Lettre ouverte à mon peuple: Je suis médecin, j’aime mon pays, j’aime mon Sud !

Lettre ouverte à mon peuple: Je suis médecin, j’aime mon pays, j’aime mon Sud !

Par R. Nassima

Je suis une jeune médecin spécialiste et je vais tenter de vous expliquer les raisons pour lesquelles vous devez nous soutenir dans ce combat pour la justice et l’amélioration de notre système de santé et de la santé de notre chère Algérie !
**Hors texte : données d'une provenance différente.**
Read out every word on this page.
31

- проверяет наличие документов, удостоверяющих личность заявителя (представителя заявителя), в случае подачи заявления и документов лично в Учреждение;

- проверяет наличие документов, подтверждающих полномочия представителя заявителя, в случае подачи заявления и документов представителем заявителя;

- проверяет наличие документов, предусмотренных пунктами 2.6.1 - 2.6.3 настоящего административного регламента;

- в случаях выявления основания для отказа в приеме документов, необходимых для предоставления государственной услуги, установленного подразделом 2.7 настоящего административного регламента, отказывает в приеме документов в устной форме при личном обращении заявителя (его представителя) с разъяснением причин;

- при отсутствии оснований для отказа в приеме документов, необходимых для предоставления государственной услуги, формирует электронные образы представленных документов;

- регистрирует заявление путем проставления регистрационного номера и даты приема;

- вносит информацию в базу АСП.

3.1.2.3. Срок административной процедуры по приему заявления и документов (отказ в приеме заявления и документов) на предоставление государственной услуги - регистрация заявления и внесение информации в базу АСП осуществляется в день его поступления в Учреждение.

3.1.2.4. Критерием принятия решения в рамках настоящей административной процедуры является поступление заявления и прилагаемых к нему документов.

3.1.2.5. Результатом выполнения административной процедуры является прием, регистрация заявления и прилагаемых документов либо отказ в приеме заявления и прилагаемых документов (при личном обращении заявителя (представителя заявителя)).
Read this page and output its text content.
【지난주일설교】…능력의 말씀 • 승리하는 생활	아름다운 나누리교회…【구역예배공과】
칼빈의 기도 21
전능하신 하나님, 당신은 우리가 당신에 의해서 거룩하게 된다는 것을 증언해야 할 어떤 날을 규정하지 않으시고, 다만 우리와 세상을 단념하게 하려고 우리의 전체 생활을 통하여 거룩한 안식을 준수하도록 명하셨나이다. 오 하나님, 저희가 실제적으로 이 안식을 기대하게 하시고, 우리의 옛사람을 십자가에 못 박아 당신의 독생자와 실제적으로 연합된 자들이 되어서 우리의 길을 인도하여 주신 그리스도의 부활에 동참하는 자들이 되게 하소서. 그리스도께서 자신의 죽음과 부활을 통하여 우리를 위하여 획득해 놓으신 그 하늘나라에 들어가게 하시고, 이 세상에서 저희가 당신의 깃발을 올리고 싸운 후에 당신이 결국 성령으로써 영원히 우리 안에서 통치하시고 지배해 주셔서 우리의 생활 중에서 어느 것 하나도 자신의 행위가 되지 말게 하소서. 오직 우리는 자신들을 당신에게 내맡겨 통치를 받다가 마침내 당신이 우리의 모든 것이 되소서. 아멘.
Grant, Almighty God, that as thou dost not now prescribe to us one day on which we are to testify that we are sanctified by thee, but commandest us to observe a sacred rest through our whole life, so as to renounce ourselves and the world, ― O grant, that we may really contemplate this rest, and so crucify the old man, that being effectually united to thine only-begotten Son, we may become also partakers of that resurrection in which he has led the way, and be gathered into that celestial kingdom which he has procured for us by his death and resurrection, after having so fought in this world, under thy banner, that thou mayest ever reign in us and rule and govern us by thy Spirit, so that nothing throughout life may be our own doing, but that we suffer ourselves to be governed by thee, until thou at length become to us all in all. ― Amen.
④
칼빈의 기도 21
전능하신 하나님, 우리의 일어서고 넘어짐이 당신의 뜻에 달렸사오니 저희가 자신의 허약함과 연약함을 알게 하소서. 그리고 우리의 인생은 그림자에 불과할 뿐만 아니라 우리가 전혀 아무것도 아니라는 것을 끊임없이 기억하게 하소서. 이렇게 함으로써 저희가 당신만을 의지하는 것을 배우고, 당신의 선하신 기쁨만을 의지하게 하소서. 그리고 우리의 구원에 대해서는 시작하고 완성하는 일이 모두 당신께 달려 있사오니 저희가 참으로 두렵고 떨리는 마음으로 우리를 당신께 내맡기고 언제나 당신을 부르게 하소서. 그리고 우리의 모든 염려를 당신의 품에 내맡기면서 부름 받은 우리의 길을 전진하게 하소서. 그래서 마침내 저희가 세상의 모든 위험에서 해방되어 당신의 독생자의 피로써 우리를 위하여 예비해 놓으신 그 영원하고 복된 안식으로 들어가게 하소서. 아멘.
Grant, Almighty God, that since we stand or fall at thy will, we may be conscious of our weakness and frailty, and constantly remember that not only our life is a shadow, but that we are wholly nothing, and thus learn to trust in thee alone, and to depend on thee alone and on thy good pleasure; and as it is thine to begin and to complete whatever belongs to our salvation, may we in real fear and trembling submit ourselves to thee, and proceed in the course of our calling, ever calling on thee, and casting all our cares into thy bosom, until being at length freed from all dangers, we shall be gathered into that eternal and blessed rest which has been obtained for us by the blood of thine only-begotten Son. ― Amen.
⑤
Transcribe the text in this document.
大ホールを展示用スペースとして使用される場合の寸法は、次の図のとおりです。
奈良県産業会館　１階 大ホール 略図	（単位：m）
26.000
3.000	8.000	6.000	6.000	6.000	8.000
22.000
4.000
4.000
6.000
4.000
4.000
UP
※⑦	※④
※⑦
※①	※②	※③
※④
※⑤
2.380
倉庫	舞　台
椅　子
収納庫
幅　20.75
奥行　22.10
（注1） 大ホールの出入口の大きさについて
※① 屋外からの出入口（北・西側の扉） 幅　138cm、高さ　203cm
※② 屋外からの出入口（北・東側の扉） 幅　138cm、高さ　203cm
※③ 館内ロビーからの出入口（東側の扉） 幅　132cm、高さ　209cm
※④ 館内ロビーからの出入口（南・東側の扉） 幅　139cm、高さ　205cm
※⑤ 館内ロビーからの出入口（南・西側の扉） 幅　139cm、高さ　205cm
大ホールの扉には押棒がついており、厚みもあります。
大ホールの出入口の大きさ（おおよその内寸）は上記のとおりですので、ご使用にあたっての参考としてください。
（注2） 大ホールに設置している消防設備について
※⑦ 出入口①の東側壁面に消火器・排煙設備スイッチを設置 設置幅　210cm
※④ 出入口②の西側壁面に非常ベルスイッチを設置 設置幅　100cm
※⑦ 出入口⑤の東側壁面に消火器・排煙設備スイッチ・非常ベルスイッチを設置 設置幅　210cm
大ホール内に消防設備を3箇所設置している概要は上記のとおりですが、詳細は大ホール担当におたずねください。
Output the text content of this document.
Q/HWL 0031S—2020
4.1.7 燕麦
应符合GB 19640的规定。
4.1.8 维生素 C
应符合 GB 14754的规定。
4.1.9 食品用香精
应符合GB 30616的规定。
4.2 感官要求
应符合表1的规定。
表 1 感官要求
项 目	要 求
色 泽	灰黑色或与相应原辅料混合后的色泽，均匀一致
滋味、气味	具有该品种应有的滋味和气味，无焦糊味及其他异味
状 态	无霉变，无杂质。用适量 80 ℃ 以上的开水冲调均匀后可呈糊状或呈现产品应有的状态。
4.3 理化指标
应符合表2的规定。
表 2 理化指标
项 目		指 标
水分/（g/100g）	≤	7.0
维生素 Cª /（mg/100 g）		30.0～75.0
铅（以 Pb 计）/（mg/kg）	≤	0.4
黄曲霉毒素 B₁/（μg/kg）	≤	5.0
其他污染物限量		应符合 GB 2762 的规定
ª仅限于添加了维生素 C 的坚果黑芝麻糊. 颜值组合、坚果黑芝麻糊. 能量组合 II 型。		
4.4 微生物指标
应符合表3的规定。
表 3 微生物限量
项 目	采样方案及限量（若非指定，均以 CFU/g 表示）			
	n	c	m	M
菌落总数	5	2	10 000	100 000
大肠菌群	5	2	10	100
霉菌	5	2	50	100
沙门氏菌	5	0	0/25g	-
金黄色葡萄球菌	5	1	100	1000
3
Actuellement, je viens d’achever mon service civil au Sud, mais je suis toujours en poste, et ce, pour plusieurs raisons. J’ai choisi le Sud, à vrai dire, je n’ai pas eu le luxe de choisir vu que pendant le service civil, c’est le ministère qui décide des régions “où” tu peux aller travailler. J’ai fait mes bagages et j’ai quitté ma famille et mes amis, toute seule, oui, je suis célibataire.

Au départ, j’étais contente en me disant : “Je serai seule, mais j’aurai comme seule ambition de soigner des gens qui ont grandement besoin de moi, des gens qui sont privés de médecins et qui se sentent abandonnés.” J’étais motivée en me disant que l’amour de mon métier me fera tenir le coup, que, peut-être, je vais pouvoir améliorer la santé de ces personnes et que ça vaut toutes les peines du monde.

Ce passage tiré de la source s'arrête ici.